When should you consider Selling your Investments?
You are aware of the benefits of selling your investments to cover immediate financial needs. Here are several situations where selling your investments can be the best course for you.
- If you’ve already racked up a sizable debt
- If you wish to avoid taking on the additional stress of EMI repayments,
- If you have sufficient investments to support your main life objectives
Advantages of Selling your Investments
There are several benefits to this strategy if you are thinking of redeeming your assets instead. It can mostly aid in your prevention of incurring debt. Additional advantages of selling your investments include the following.
- You can prevent taking on more Debt
For the majority of people, increasing debt may not be a wise financial decision. Additionally, you can avoid taking on more debt by redeeming your investments instead. In the long term, this can be to your financial advantage.
- A partial Liquidation might let you retain some of your Investments Intact
You can also choose for partial liquidation, which keeps some of your capital intact, if you decide to redeem your investments rather than taking out a loan.
A Loan secured by your Investments offers the best of both worlds.
If you’re still having trouble deciding, you could discover that borrowing money against your investment is the best solution. The Indian market now offers a wide variety of assets that serve as solid collateral for loans. Here are a few of these choices for you to think about.

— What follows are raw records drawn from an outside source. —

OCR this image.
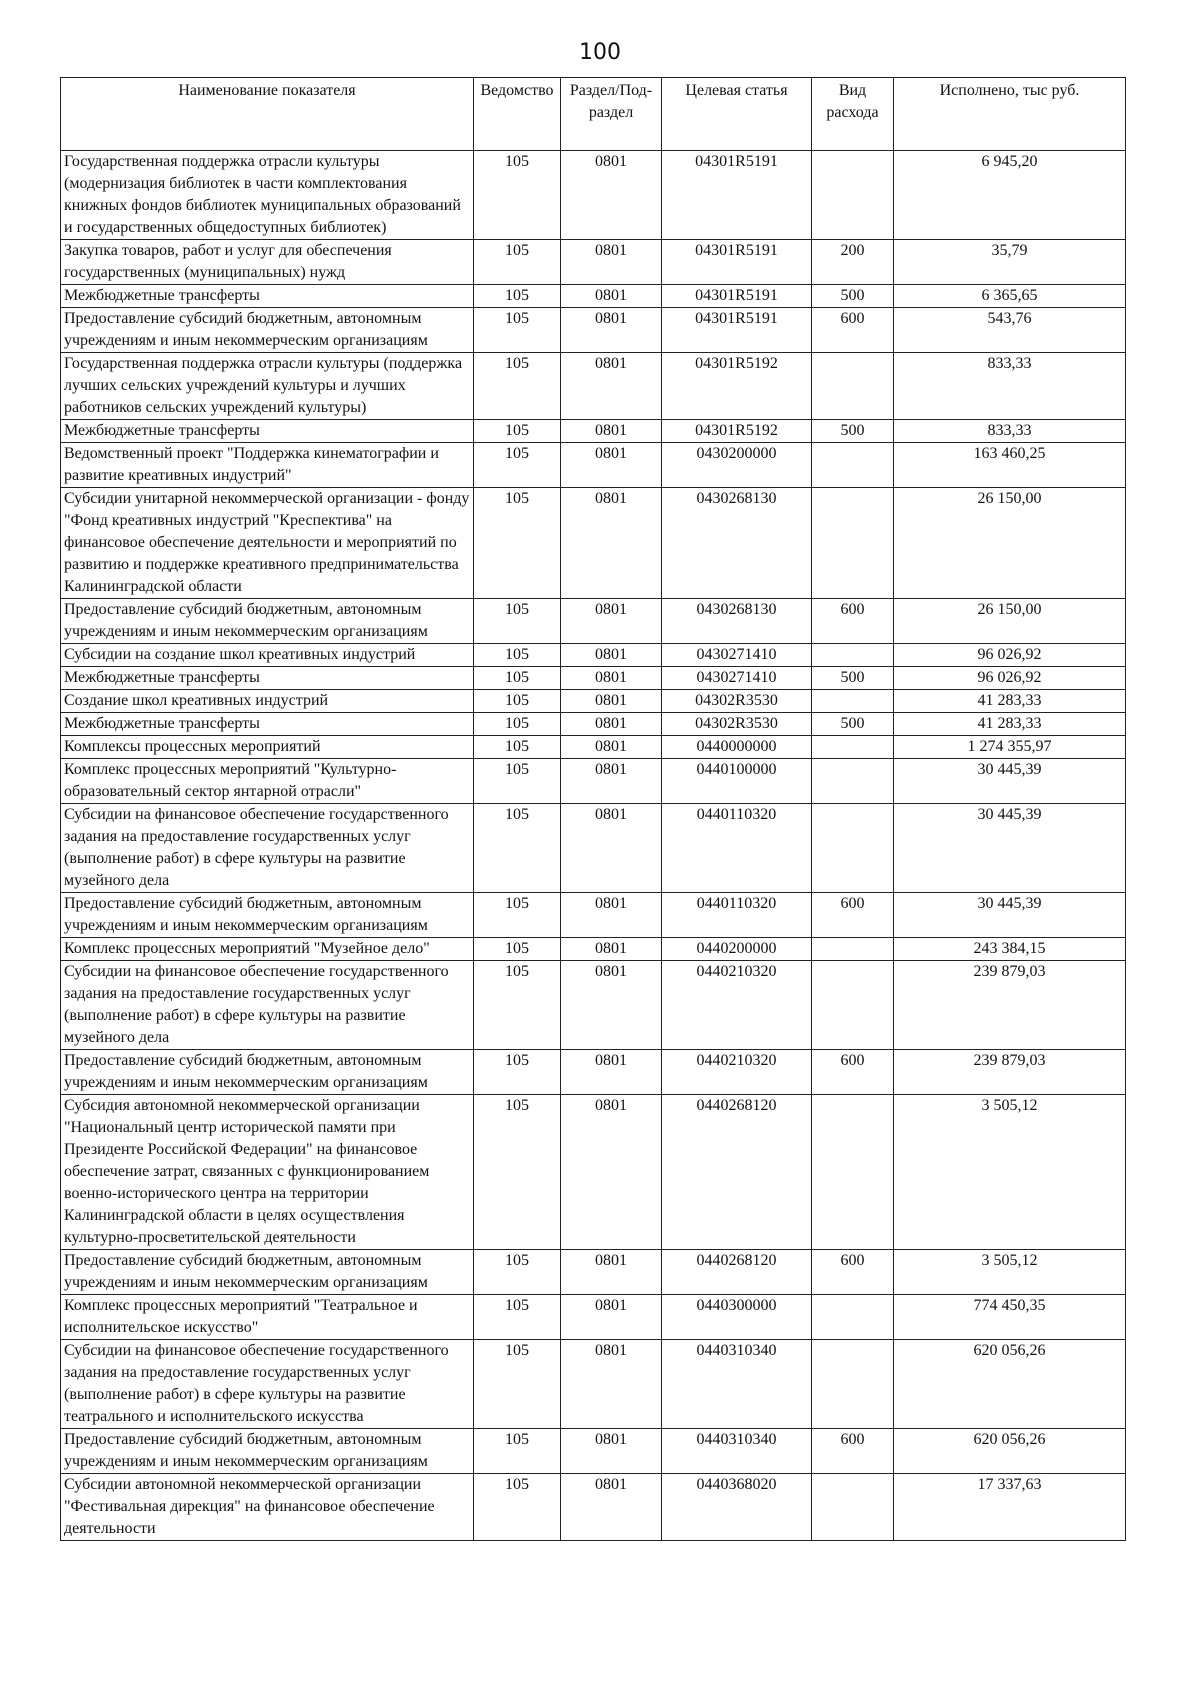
100
Наименование показателя	Ведомство	Раздел/Под-раздел	Целевая статья	Вид расхода	Исполнено, тыс руб.
Государственная поддержка отрасли культуры (модернизация библиотек в части комплектования книжных фондов библиотек муниципальных образований и государственных общедоступных библиотек)	105	0801	04301R5191		6 945,20
Закупка товаров, работ и услуг для обеспечения государственных (муниципальных) нужд	105	0801	04301R5191	200	35,79
Межбюджетные трансферты	105	0801	04301R5191	500	6 365,65
Предоставление субсидий бюджетным, автономным учреждениям и иным некоммерческим организациям	105	0801	04301R5191	600	543,76
Государственная поддержка отрасли культуры (поддержка лучших сельских учреждений культуры и лучших работников сельских учреждений культуры)	105	0801	04301R5192		833,33
Межбюджетные трансферты	105	0801	04301R5192	500	833,33
Ведомственный проект "Поддержка кинематографии и развитие креативных индустрий"	105	0801	0430200000		163 460,25
Субсидии унитарной некоммерческой организации - фонду "Фонд креативных индустрий "Креспектива" на финансовое обеспечение деятельности и мероприятий по развитию и поддержке креативного предпринимательства Калининградской области	105	0801	0430268130		26 150,00
Предоставление субсидий бюджетным, автономным учреждениям и иным некоммерческим организациям	105	0801	0430268130	600	26 150,00
Субсидии на создание школ креативных индустрий	105	0801	0430271410		96 026,92
Межбюджетные трансферты	105	0801	0430271410	500	96 026,92
Создание школ креативных индустрий	105	0801	04302R3530		41 283,33
Межбюджетные трансферты	105	0801	04302R3530	500	41 283,33
Комплексы процессных мероприятий	105	0801	0440000000		1 274 355,97
Комплекс процессных мероприятий "Культурно-образовательный сектор янтарной отрасли"	105	0801	0440100000		30 445,39
Субсидии на финансовое обеспечение государственного задания на предоставление государственных услуг (выполнение работ) в сфере культуры на развитие музейного дела	105	0801	0440110320		30 445,39
Предоставление субсидий бюджетным, автономным учреждениям и иным некоммерческим организациям	105	0801	0440110320	600	30 445,39
Комплекс процессных мероприятий "Музейное дело"	105	0801	0440200000		243 384,15
Субсидии на финансовое обеспечение государственного задания на предоставление государственных услуг (выполнение работ) в сфере культуры на развитие музейного дела	105	0801	0440210320		239 879,03
Предоставление субсидий бюджетным, автономным учреждениям и иным некоммерческим организациям	105	0801	0440210320	600	239 879,03
Субсидия автономной некоммерческой организации "Национальный центр исторической памяти при Президенте Российской Федерации" на финансовое обеспечение затрат, связанных с функционированием военно-исторического центра на территории Калининградской области в целях осуществления культурно-просветительской деятельности	105	0801	0440268120		3 505,12
Предоставление субсидий бюджетным, автономным учреждениям и иным некоммерческим организациям	105	0801	0440268120	600	3 505,12
Комплекс процессных мероприятий "Театральное и исполнительское искусство"	105	0801	0440300000		774 450,35
Субсидии на финансовое обеспечение государственного задания на предоставление государственных услуг (выполнение работ) в сфере культуры на развитие театрального и исполнительского искусства	105	0801	0440310340		620 056,26
Предоставление субсидий бюджетным, автономным учреждениям и иным некоммерческим организациям	105	0801	0440310340	600	620 056,26
Субсидии автономной некоммерческой организации "Фестивальная дирекция" на финансовое обеспечение деятельности	105	0801	0440368020		17 337,63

- A Loan taken out of your PPF account
- Loan against Car
- Loan against gold
- A Secured Loan
In addition to the choices listed above, if you have a life insurance policy, you can also apply for a loan against it. This is an easy approach to cover any unexpected costs without using up your savings.
It’s not always easy to decide whether to borrow money or sell your investments. Before deciding on one of these solutions, you need to consider a number of factors. So, take your time and come to a wise financial conclusion. And if you need help with this, you can always see a financial counsellor for their professional advice.